Im Herbst konstatierte der Bundesverband Medizintechnologie e.V. (BVMed), dass sich die Stimmung in der deutschen Medizintechnikbranche eingetrübt habe. Die erwartete Umsatzentwicklung im Inland sei mit einem Wachstum von 3,3 Prozent gegenüber dem Vorjahr mit 4,2 Prozent stark rückläufig. Die Unternehmen fürchten abnehmende Gewinne aufgrund sinkender Preise und höherer Kosten.
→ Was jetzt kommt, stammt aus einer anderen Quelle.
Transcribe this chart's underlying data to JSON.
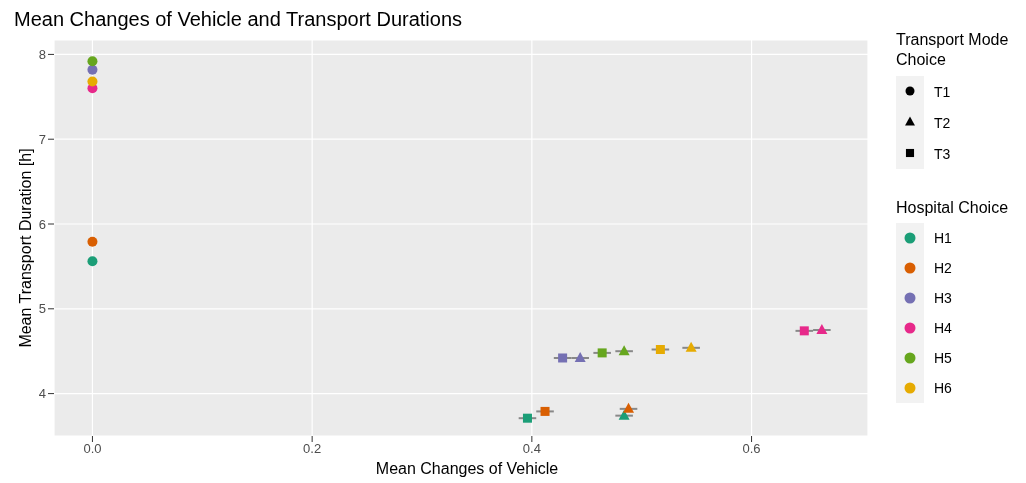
{
  "chart_data": {
    "type": "scatter",
    "title": "Mean Changes of Vehicle and Transport Durations",
    "xlabel": "Mean Changes of Vehicle",
    "ylabel": "Mean Transport Duration [h]",
    "xlim": [
      -0.035,
      0.706
    ],
    "xticks": [
      {
        "value": 0,
        "label": "0.0"
      },
      {
        "value": 0.2,
        "label": "0.2"
      },
      {
        "value": 0.4,
        "label": "0.4"
      },
      {
        "value": 0.6,
        "label": "0.6"
      }
    ],
    "ylim": [
      3.5,
      8.17
    ],
    "yticks": [
      4,
      5,
      6,
      7,
      8
    ],
    "grid": true,
    "legend": "right",
    "annotations": [
      "Transport Mode Choice"
    ],
    "legend_title": "Hospital Choice",
    "series": [
      {
        "name": "T1",
        "color": "#000000",
        "marker": "circle",
        "x": [
          0,
          0,
          0,
          0,
          0,
          0
        ],
        "values": [
          5.56,
          5.79,
          7.82,
          7.6,
          7.92,
          7.68
        ],
        "colors": [
          "#1b9e77",
          "#d95f02",
          "#7570b3",
          "#e7298a",
          "#66a61e",
          "#e6ab02"
        ]
      },
      {
        "name": "T2",
        "color": "#000000",
        "marker": "triangle",
        "x": [
          0.484,
          0.488,
          0.444,
          0.664,
          0.484,
          0.545
        ],
        "values": [
          3.74,
          3.82,
          4.42,
          4.75,
          4.5,
          4.54
        ],
        "colors": [
          "#1b9e77",
          "#d95f02",
          "#7570b3",
          "#e7298a",
          "#66a61e",
          "#e6ab02"
        ],
        "xerrors": [
          0.008,
          0.008,
          0.008,
          0.008,
          0.008,
          0.008
        ]
      },
      {
        "name": "T3",
        "color": "#000000",
        "marker": "square",
        "x": [
          0.396,
          0.412,
          0.428,
          0.648,
          0.464,
          0.517
        ],
        "values": [
          3.71,
          3.79,
          4.42,
          4.74,
          4.48,
          4.52
        ],
        "colors": [
          "#1b9e77",
          "#d95f02",
          "#7570b3",
          "#e7298a",
          "#66a61e",
          "#e6ab02"
        ],
        "xerrors": [
          0.008,
          0.008,
          0.008,
          0.008,
          0.008,
          0.008
        ]
      },
      {
        "name": "H1",
        "color": "#1b9e77"
      },
      {
        "name": "H2",
        "color": "#d95f02"
      },
      {
        "name": "H3",
        "color": "#7570b3"
      },
      {
        "name": "H4",
        "color": "#e7298a"
      },
      {
        "name": "H5",
        "color": "#66a61e"
      },
      {
        "name": "H6",
        "color": "#e6ab02"
      }
    ]
  }
}
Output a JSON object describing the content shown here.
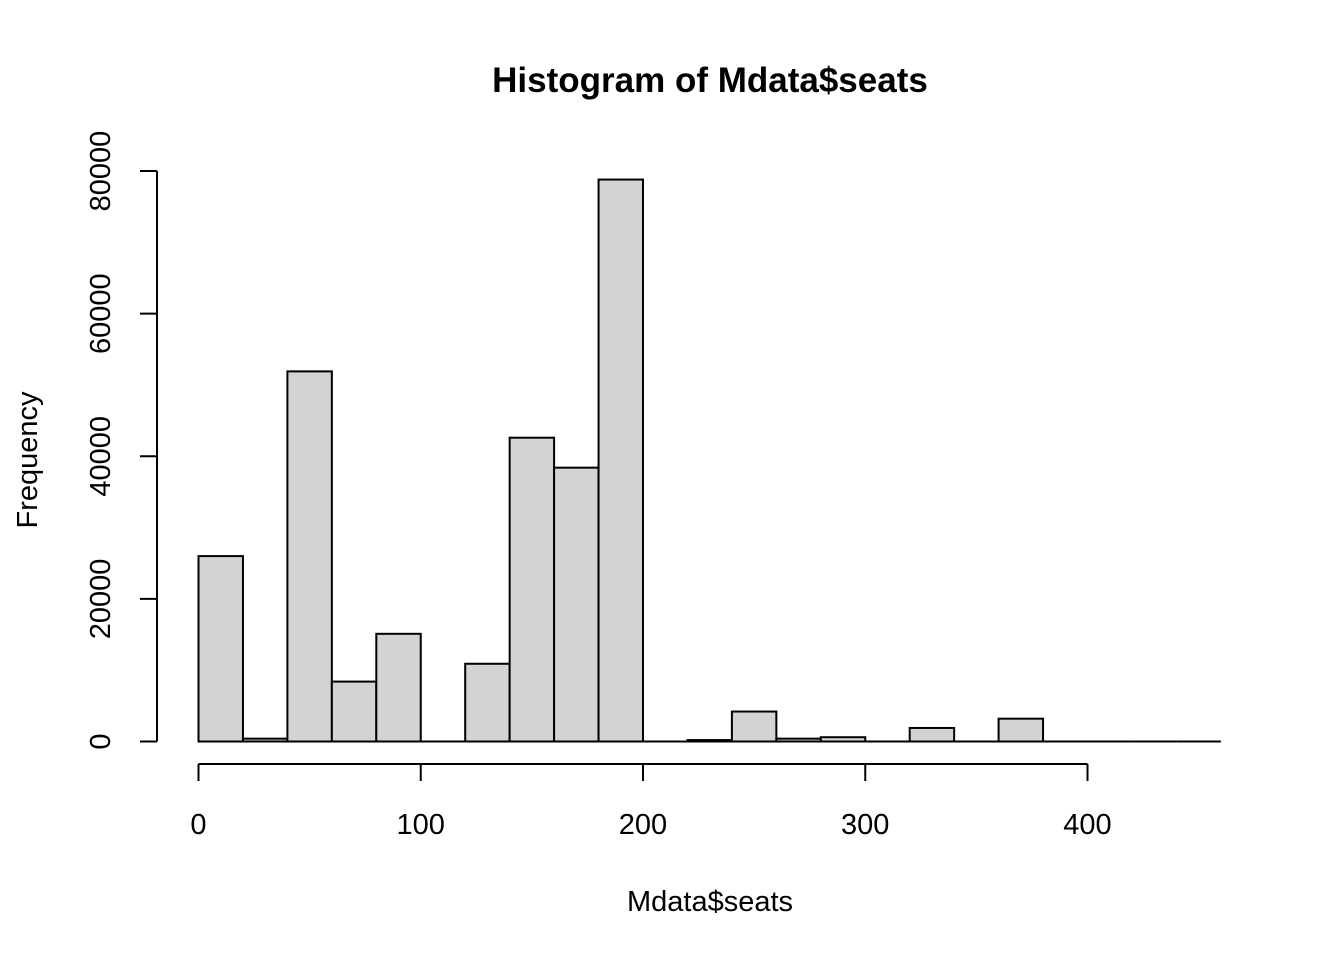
{
  "chart_data": {
    "type": "bar",
    "title": "Histogram of Mdata$seats",
    "xlabel": "Mdata$seats",
    "ylabel": "Frequency",
    "bin_width": 20,
    "x_range": [
      0,
      460
    ],
    "xlim": [
      0,
      460
    ],
    "ylim": [
      0,
      80000
    ],
    "x_ticks": [
      0,
      100,
      200,
      300,
      400
    ],
    "y_ticks": [
      0,
      20000,
      40000,
      60000,
      80000
    ],
    "x_tick_labels": [
      "0",
      "100",
      "200",
      "300",
      "400"
    ],
    "y_tick_labels": [
      "0",
      "20000",
      "40000",
      "60000",
      "80000"
    ],
    "bins": [
      {
        "x0": 0,
        "x1": 20,
        "count": 26000
      },
      {
        "x0": 20,
        "x1": 40,
        "count": 400
      },
      {
        "x0": 40,
        "x1": 60,
        "count": 51900
      },
      {
        "x0": 60,
        "x1": 80,
        "count": 8400
      },
      {
        "x0": 80,
        "x1": 100,
        "count": 15100
      },
      {
        "x0": 100,
        "x1": 120,
        "count": 0
      },
      {
        "x0": 120,
        "x1": 140,
        "count": 10900
      },
      {
        "x0": 140,
        "x1": 160,
        "count": 42600
      },
      {
        "x0": 160,
        "x1": 180,
        "count": 38400
      },
      {
        "x0": 180,
        "x1": 200,
        "count": 78800
      },
      {
        "x0": 200,
        "x1": 220,
        "count": 0
      },
      {
        "x0": 220,
        "x1": 240,
        "count": 200
      },
      {
        "x0": 240,
        "x1": 260,
        "count": 4200
      },
      {
        "x0": 260,
        "x1": 280,
        "count": 400
      },
      {
        "x0": 280,
        "x1": 300,
        "count": 600
      },
      {
        "x0": 300,
        "x1": 320,
        "count": 0
      },
      {
        "x0": 320,
        "x1": 340,
        "count": 1900
      },
      {
        "x0": 340,
        "x1": 360,
        "count": 0
      },
      {
        "x0": 360,
        "x1": 380,
        "count": 3200
      },
      {
        "x0": 380,
        "x1": 400,
        "count": 0
      },
      {
        "x0": 400,
        "x1": 420,
        "count": 0
      },
      {
        "x0": 420,
        "x1": 440,
        "count": 0
      },
      {
        "x0": 440,
        "x1": 460,
        "count": 0
      }
    ],
    "bar_fill": "#d3d3d3",
    "bar_stroke": "#000000",
    "grid": false,
    "legend": "none"
  }
}
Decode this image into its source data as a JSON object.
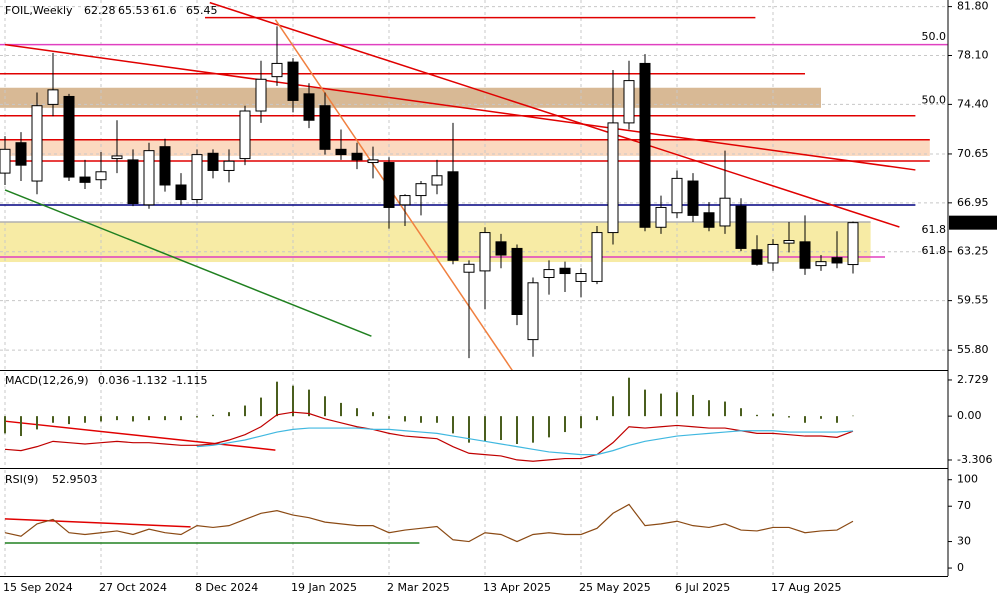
{
  "chart_data": [
    {
      "type": "candlestick",
      "title": "FOIL,Weekly",
      "categories": [
        "15 Sep 2024",
        null,
        null,
        null,
        null,
        null,
        "27 Oct 2024",
        null,
        null,
        null,
        null,
        null,
        "8 Dec 2024",
        null,
        null,
        null,
        null,
        null,
        "19 Jan 2025",
        null,
        null,
        null,
        null,
        null,
        "2 Mar 2025",
        null,
        null,
        null,
        null,
        null,
        "13 Apr 2025",
        null,
        null,
        null,
        null,
        null,
        "25 May 2025",
        null,
        null,
        null,
        null,
        null,
        "6 Jul 2025",
        null,
        null,
        null,
        null,
        null,
        "17 Aug 2025",
        null,
        null,
        null,
        null,
        null
      ],
      "open": [
        69.2,
        71.5,
        68.6,
        74.4,
        75.0,
        68.9,
        68.7,
        70.3,
        70.2,
        66.8,
        71.2,
        68.3,
        67.2,
        70.7,
        69.4,
        70.3,
        73.9,
        76.5,
        77.6,
        75.2,
        74.3,
        71.0,
        70.7,
        70.0,
        70.0,
        66.8,
        67.5,
        68.3,
        69.3,
        61.7,
        61.8,
        64.0,
        63.5,
        56.6,
        61.3,
        62.0,
        61.0,
        61.0,
        64.7,
        73.0,
        77.5,
        65.1,
        66.2,
        68.6,
        66.2,
        65.2,
        66.7,
        63.4,
        62.4,
        63.9,
        64.0,
        62.2,
        62.8,
        62.28
      ],
      "high": [
        72.0,
        72.3,
        75.3,
        78.3,
        75.2,
        70.2,
        70.8,
        73.2,
        71.0,
        71.5,
        71.8,
        69.2,
        71.0,
        71.0,
        71.0,
        74.3,
        77.7,
        80.3,
        77.9,
        76.0,
        75.3,
        72.5,
        71.5,
        71.2,
        70.4,
        67.6,
        68.6,
        70.2,
        73.0,
        62.6,
        65.1,
        64.6,
        63.8,
        61.3,
        62.6,
        62.5,
        62.0,
        65.2,
        77.0,
        77.7,
        78.2,
        67.5,
        69.4,
        69.2,
        67.0,
        70.9,
        67.3,
        64.5,
        64.2,
        65.5,
        66.0,
        63.0,
        64.8,
        65.53
      ],
      "low": [
        68.3,
        68.6,
        67.6,
        73.5,
        68.6,
        68.0,
        68.0,
        69.2,
        66.7,
        66.5,
        67.8,
        66.8,
        66.9,
        68.8,
        68.5,
        69.8,
        73.0,
        75.8,
        73.8,
        72.6,
        70.6,
        70.2,
        69.5,
        68.8,
        65.0,
        65.2,
        66.0,
        67.6,
        62.3,
        55.2,
        58.9,
        62.0,
        57.7,
        55.3,
        60.0,
        60.2,
        59.8,
        60.8,
        63.8,
        72.5,
        64.8,
        64.6,
        65.8,
        65.5,
        64.8,
        64.6,
        63.3,
        62.2,
        61.8,
        63.2,
        61.5,
        61.8,
        62.0,
        61.6
      ],
      "close": [
        71.0,
        69.8,
        74.3,
        75.5,
        68.9,
        68.5,
        69.3,
        70.5,
        66.9,
        70.9,
        68.3,
        67.2,
        70.6,
        69.4,
        70.1,
        73.9,
        76.3,
        77.5,
        74.7,
        73.2,
        71.0,
        70.6,
        70.2,
        70.2,
        66.6,
        67.5,
        68.4,
        69.0,
        62.6,
        62.3,
        64.7,
        63.0,
        58.5,
        60.9,
        61.9,
        61.6,
        61.6,
        64.7,
        73.0,
        76.2,
        65.1,
        66.6,
        68.8,
        66.0,
        65.1,
        67.3,
        63.5,
        62.3,
        63.8,
        64.1,
        62.0,
        62.5,
        62.4,
        65.45
      ],
      "up_color": "#ffffff",
      "down_color": "#000000",
      "ylim": [
        54.3,
        82.3
      ],
      "yticks": [
        {
          "value": 81.8,
          "label": "81.80"
        },
        {
          "value": 78.1,
          "label": "78.10"
        },
        {
          "value": 74.4,
          "label": "74.40"
        },
        70.65,
        66.95,
        63.25,
        59.55,
        {
          "value": 55.8,
          "label": "55.80"
        }
      ],
      "grid": true,
      "zones": [
        {
          "low": 74.14,
          "high": 75.66,
          "from": -1,
          "to": 51,
          "color": "#d8b995"
        },
        {
          "low": 70.5,
          "high": 71.72,
          "from": -1,
          "to": 57.8,
          "color": "#fbd9c0"
        },
        {
          "low": 62.47,
          "high": 65.5,
          "from": -1,
          "to": 54.1,
          "color": "#f7eba5"
        }
      ],
      "levels": [
        {
          "price": 80.97,
          "from": 12.5,
          "to": 46.9,
          "color": "#e00000"
        },
        {
          "price": 78.92,
          "from": -1,
          "to": 58.9,
          "color": "#e040c0"
        },
        {
          "price": 76.72,
          "from": -1,
          "to": 50,
          "color": "#e00000"
        },
        {
          "price": 73.54,
          "from": -1,
          "to": 56.9,
          "color": "#e00000"
        },
        {
          "price": 71.72,
          "from": -1,
          "to": 57.8,
          "color": "#e00000"
        },
        {
          "price": 70.12,
          "from": -1,
          "to": 57.8,
          "color": "#e00000"
        },
        {
          "price": 66.79,
          "from": -1,
          "to": 56.9,
          "color": "#000080"
        },
        {
          "price": 65.5,
          "from": -1,
          "to": 54.1,
          "color": "#b0b0b0"
        },
        {
          "price": 62.85,
          "from": -1,
          "to": 55,
          "color": "#e040c0"
        }
      ],
      "trendlines": [
        {
          "x": [
            0,
            56.9
          ],
          "y": [
            78.92,
            69.44
          ],
          "color": "#e00000"
        },
        {
          "x": [
            12.8,
            55.9
          ],
          "y": [
            82.1,
            65.12
          ],
          "color": "#e00000"
        },
        {
          "x": [
            16.9,
            31.7
          ],
          "y": [
            80.81,
            54.28
          ],
          "color": "#f08040"
        },
        {
          "x": [
            0,
            22.9
          ],
          "y": [
            67.93,
            56.86
          ],
          "color": "#208020"
        }
      ],
      "annotations": [
        {
          "text": "50.0",
          "price": 79.5,
          "color": "#e040c0"
        },
        {
          "text": "50.0",
          "price": 74.7,
          "color": "#a0a0a0"
        },
        {
          "text": "61.8",
          "price": 64.9,
          "color": "#a0a0a0"
        },
        {
          "text": "61.8",
          "price": 63.3,
          "color": "#e040c0"
        }
      ]
    },
    {
      "type": "macd",
      "title": "MACD(12,26,9)",
      "histogram": {
        "color": "#4a5e1e",
        "values": [
          -1.3,
          -1.5,
          -1.0,
          -0.5,
          -0.6,
          -0.5,
          -0.4,
          -0.3,
          -0.4,
          -0.3,
          -0.3,
          -0.3,
          -0.1,
          0.1,
          0.3,
          0.8,
          1.4,
          2.6,
          2.3,
          2.0,
          1.5,
          1.0,
          0.6,
          0.3,
          -0.2,
          -0.4,
          -0.5,
          -0.5,
          -1.3,
          -2.0,
          -1.9,
          -1.8,
          -2.1,
          -2.0,
          -1.6,
          -1.2,
          -0.9,
          -0.3,
          1.5,
          2.9,
          2.0,
          1.7,
          1.8,
          1.6,
          1.2,
          1.1,
          0.6,
          0.1,
          0.2,
          -0.1,
          -0.5,
          -0.2,
          -0.5,
          0.036
        ]
      },
      "series": [
        {
          "color": "#c00000",
          "values": [
            -2.5,
            -2.6,
            -2.3,
            -1.9,
            -2.0,
            -2.1,
            -2.0,
            -1.9,
            -2.0,
            -2.0,
            -2.1,
            -2.2,
            -2.2,
            -2.1,
            -1.8,
            -1.4,
            -0.8,
            0.1,
            0.3,
            0.2,
            -0.2,
            -0.5,
            -0.8,
            -1.0,
            -1.3,
            -1.5,
            -1.6,
            -1.7,
            -2.3,
            -2.8,
            -2.9,
            -3.0,
            -3.3,
            -3.4,
            -3.3,
            -3.2,
            -3.2,
            -2.9,
            -2.0,
            -0.8,
            -0.9,
            -0.8,
            -0.7,
            -0.8,
            -0.9,
            -0.9,
            -1.1,
            -1.3,
            -1.3,
            -1.4,
            -1.5,
            -1.5,
            -1.6,
            -1.132
          ]
        },
        {
          "color": "#40b8e0",
          "values": [
            null,
            null,
            null,
            null,
            null,
            null,
            null,
            null,
            null,
            null,
            null,
            null,
            -2.3,
            -2.2,
            -2.0,
            -1.8,
            -1.5,
            -1.2,
            -1.0,
            -0.9,
            -0.9,
            -0.9,
            -0.9,
            -1.0,
            -1.0,
            -1.1,
            -1.2,
            -1.3,
            -1.5,
            -1.7,
            -1.9,
            -2.1,
            -2.3,
            -2.5,
            -2.7,
            -2.8,
            -2.9,
            -2.9,
            -2.6,
            -2.2,
            -1.9,
            -1.7,
            -1.5,
            -1.4,
            -1.3,
            -1.2,
            -1.1,
            -1.1,
            -1.1,
            -1.2,
            -1.2,
            -1.2,
            -1.2,
            -1.115
          ]
        }
      ],
      "ylim": [
        -3.76,
        3.33
      ],
      "yticks": [
        2.729,
        {
          "value": 0,
          "label": "0.00"
        },
        -3.306
      ],
      "trendlines": [
        {
          "x": [
            0,
            16.9
          ],
          "y": [
            -0.38,
            -2.56
          ],
          "color": "#e00000"
        }
      ]
    },
    {
      "type": "line",
      "title": "RSI(9)",
      "series": [
        {
          "color": "#8b4a14",
          "values": [
            40,
            36,
            50,
            55,
            40,
            38,
            40,
            42,
            38,
            44,
            40,
            38,
            48,
            46,
            48,
            55,
            62,
            65,
            60,
            57,
            52,
            50,
            48,
            48,
            40,
            43,
            45,
            47,
            32,
            30,
            40,
            38,
            30,
            38,
            40,
            38,
            38,
            45,
            62,
            72,
            48,
            50,
            53,
            48,
            46,
            50,
            43,
            42,
            46,
            46,
            40,
            42,
            43,
            52.9503
          ]
        }
      ],
      "ylim": [
        -9,
        111
      ],
      "yticks": [
        100,
        70,
        30,
        0
      ],
      "trendlines": [
        {
          "x": [
            0,
            11.6
          ],
          "y": [
            55.7,
            46.6
          ],
          "color": "#e00000"
        },
        {
          "x": [
            0,
            25.9
          ],
          "y": [
            28.4,
            28.4
          ],
          "color": "#208020"
        }
      ]
    }
  ]
}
International tätige Medtech-Unternehmen profitieren weiterhin stark vom Export: Die Branche erwartet für das Jahr 2019 im Ausland ein Umsatzwachstum von 5,8 Prozent. So lautet das Ergebnis der BVMed-Herbstumfrage, an der sich 102 Mitgliedsunternehmen des Branchenverbandes beteiligt haben. Für das Jahr 2019 rechnen 86 Prozent dieser Unternehmen mit einem weltweit besseren Umsatzergebnis als im Vorjahr.
Auch Spectaris beobachtet die Marktzahlen für Medizintechnikunternehmen genau. Bei der Medica im November in Düsseldorf präsentierte der Industrieverband für den Zeitraum Januar bis August 2019 ein kräftiges Umsatzplus von 9,8 Prozent. Die Spectaris-Zahlen basieren auf Angaben des Statistischen Bundesamtes zum Umsatz von 471 deutschen Medizintechnikherstellern mit mehr als 50 Beschäftigten und spiegeln nur den genannten Zeitraum wider“, erklärt Marcus Kuhlmann, der den Spectaris-Fachverband Medizintechnik leitet. „Wie sich das Gesamtjahr entwickeln wird, können wir nur bedingt einschätzen, ein Tertial steht ja noch aus. Frost and Sullivan erwartet einen Anstieg des Weltmarktes um 5,6 Prozent in diesem Jahr.“
Zu den Hauptzielländern der deutschen Medizintechnik-Exporte zählen mit Abstand die USA mit einem Volumen von rund vier Milliarden Euro, gefolgt von China mit einem Volumen von knapp zwei Milliarden Euro. Für weitere gut vier Milliarden Euro geht Medizintechnik nach Frankreich, die Niederlande und Italien. Insgesamt fließt über die Hälfte der deutschen Medizintechnikexporte in europäische Länder.
Bremsklotz MDR
Laut dem BVMed-Vorstandsvorsitzenden Dr. Meinrad Lugan sei der Hauptgrund für die aktuell trübe Stimmung in der Branche die neue EU-Medizinprodukteverordnung (Medical Device Regulation, MDR). Sie trage zu Engpässen bei den Benannten Stellen, längeren Bewertungsverfahren und steigenden Kosten bei. In der BVMed-Herbstumfrage befürchten 87 Prozent der Unternehmen, dass Produkte aus ökonomischen Gründen vom Markt genommen oder gar nicht erst auf den Markt gebracht werden. In der klein- und mittelständisch geprägten Branche könnten nach Schätzungen zehn Prozent der Unternehmen und 30 Prozent der Produkte verschwinden.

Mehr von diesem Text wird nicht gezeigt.